Public screenings of short films became widely popular shortlyafter the Lumiere brothers patented their cinematograph in 1895 and started to organize film screenings. The first cinemas in the Czech lands already appeared at the beginning of the last century (in Plzen, screenings were initially held in makeshift spaces, for example in the auditorium of the Peklo club house). Another wave of movie theatre construction spread in Czechoslovakia in the late twenties after the onset of early sound films. Often the cinemas were not separate buildings, but part of large multifunctional complexes.

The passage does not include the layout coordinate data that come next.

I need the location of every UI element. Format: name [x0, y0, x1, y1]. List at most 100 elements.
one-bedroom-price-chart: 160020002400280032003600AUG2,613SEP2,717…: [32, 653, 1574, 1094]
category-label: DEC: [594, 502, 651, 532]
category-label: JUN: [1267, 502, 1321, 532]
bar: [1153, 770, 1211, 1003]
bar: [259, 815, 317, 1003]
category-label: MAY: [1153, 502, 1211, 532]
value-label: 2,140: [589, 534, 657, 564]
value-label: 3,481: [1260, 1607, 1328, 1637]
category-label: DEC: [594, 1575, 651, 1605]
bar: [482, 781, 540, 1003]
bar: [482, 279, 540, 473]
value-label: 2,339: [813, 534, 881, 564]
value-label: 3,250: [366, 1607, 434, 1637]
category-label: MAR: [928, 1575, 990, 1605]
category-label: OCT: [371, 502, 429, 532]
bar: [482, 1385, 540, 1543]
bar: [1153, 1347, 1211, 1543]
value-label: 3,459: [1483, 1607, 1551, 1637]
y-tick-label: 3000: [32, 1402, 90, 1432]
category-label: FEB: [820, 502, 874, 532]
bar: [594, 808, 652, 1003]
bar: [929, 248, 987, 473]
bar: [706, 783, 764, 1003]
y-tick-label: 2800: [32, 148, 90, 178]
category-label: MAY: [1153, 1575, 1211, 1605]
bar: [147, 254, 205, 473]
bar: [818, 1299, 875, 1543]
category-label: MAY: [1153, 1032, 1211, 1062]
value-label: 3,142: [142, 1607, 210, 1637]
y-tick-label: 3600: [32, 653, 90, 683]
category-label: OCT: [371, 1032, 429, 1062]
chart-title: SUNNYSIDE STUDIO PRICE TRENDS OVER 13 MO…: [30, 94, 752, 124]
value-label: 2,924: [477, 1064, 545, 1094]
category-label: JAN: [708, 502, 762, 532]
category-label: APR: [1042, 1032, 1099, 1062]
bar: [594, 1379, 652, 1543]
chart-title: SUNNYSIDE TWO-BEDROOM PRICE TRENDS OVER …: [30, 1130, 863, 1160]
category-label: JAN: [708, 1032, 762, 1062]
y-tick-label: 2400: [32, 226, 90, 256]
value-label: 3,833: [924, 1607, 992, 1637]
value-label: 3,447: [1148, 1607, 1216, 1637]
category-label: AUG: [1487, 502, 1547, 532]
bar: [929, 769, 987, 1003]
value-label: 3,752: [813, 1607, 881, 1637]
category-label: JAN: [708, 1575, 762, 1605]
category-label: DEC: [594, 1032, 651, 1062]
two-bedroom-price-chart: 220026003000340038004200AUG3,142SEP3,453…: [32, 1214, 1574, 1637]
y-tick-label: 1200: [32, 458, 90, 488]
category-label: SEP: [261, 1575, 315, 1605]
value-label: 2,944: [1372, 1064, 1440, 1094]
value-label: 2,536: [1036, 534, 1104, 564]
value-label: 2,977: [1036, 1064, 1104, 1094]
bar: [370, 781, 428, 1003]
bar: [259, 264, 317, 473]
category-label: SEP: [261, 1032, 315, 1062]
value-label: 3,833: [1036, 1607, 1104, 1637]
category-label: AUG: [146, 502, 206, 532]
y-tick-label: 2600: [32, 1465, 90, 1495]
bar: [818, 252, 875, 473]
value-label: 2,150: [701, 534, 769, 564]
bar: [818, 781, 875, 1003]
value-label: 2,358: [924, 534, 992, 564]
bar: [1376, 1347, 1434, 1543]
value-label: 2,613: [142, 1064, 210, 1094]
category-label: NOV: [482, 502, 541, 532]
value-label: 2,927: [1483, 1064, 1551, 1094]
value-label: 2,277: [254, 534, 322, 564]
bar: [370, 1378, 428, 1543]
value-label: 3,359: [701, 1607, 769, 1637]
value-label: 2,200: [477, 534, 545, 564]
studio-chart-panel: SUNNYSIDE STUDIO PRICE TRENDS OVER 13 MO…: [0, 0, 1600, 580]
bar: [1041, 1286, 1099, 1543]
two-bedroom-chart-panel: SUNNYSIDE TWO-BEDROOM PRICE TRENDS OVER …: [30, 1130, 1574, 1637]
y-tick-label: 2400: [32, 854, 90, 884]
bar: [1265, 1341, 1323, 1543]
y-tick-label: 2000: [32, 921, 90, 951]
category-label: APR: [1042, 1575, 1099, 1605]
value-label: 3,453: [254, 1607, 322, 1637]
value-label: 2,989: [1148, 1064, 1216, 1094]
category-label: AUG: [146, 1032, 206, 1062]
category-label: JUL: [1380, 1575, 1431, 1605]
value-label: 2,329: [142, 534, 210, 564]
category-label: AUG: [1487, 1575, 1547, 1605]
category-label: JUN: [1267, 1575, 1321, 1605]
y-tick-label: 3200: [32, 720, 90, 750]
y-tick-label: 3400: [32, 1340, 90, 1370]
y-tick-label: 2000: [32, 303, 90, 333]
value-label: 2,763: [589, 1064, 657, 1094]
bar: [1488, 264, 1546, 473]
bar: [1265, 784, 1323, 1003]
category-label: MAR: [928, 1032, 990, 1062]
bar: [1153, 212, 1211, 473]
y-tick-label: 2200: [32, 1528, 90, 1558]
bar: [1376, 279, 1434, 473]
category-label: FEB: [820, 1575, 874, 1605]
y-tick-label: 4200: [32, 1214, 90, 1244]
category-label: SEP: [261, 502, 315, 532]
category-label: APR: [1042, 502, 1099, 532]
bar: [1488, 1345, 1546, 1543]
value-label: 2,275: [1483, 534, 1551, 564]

A similar assignment was contained in the architectural competition for the Elektra cinema in Pilsen, announced in February 1930 by the Sokol Pilsen I Gymnastics Club for a site on the corner of Jungmannova Avenue (today Americká) and Lucemburská Street (today Škroupova). A total of 22 architects participated in the competition, mainly the younger generation from throughout Czechoslovakia, among them Jan Gillar, Gustav Paul and František Čermák, Josef Špalek Jr., Leo Meisl, Jiří Kroha and Rudolf Černý. The jury did not award the first prize, but awarded the second jointly to Jiří Kroha and Rudolf Černý and recommended to them that they collaborate together on drafting a definitive design. There were therefore two variations on the plans created, both of which were based on the original designs of one or the other of the architects. The investor reserved the right, however, to use the designs, even if the pair of invited architects did not reach a consensus. And so, after a protracted dispute, Jiří Kroha, at that time newly appointed as a professor at the Brno Technical University, decided to abandon further work on the project and recommended that Rudolf Černý draft the plans.
The resulting design of the complex remained, however, a combination of both sets of plans – Černý retained Kroha’s design for division of the mass and height of the three main parts of the complex: the central three- to four-storey tract with the cinema theatre was joined at the junction of Americká Avenue by a residential and commercial building with five to six storeys, and on the opposite side was set the five-storey administrative part adjacent to the building of the municipal technical authorities (C1–1900). The large mass of the group was divided not only by the varied heights of the individual parts, but also by a two-storey block extending generously into Škroupova Street on three columns and a shallow four-storey high oriel on the adjacent corner building. A similar projecting sectionon the facade facing Americká fulfils an analogous function. Černý interrupted the smoothly rendered Functionalist facade of the flat-roofed building with rectangular windows accentuated by string course ledges and a glazed stairwell in Škroupova Street.
The core of the complex consisted of a movie theatre (which was also intended to serve for stage productions) for 1,118 visitors, accessible from Americká Avenue via an arcade and situated on the first and second floors. Between the rooms surrounding the theatre were a buffet and a smoking lounge. In the connected parts of the five-storey building were offices and essential operational facilities. A spacious cloakroom was situated on the ground floor, as well as shops facing the street. The basement was reserved for a restaurant with a dance floor. Václav Šustr, a frequent collaborator with the Pilsen architect Bohumil Chvojka, cooperated with Černý on the design of the interiors. Another part of the multifunctional complex - a five-storey building facing the present-day Americká Avenue – was allocated from the second floor up for apartments, while the ground floor and first floor constituted the commercial premises of the company ASO, which were designed by the Brno architect Bohumír Čermák, at that time the director of the Technical and Installation Headquarters of ASO and designed the majority of their shopping malls throughout Czechoslovakia.
Apart from day-to-day services to the Pilsen public, the Elektra cinema, which under the communist regime was renamed Moskva, hosted the Finále Pilsen film festival in 1968-1970 and 1990-2007. Due to this festival, a small theatre known as Minikino was created in one of the spaces of the shopping mall. The arrival of multiplexes, the improved quality of digital media and the progress of the internet, among other factors, led to the closing of the majority of the original cinemas in large towns, and Elektra fell victim to the same phenomenon. Today the large main theatre has been divided horizontally at the level of the first balcony by a hanging ceiling of thermal insulation panels and the other spaces of the once largest cinema in Czechoslovakia serve for shops and retail services.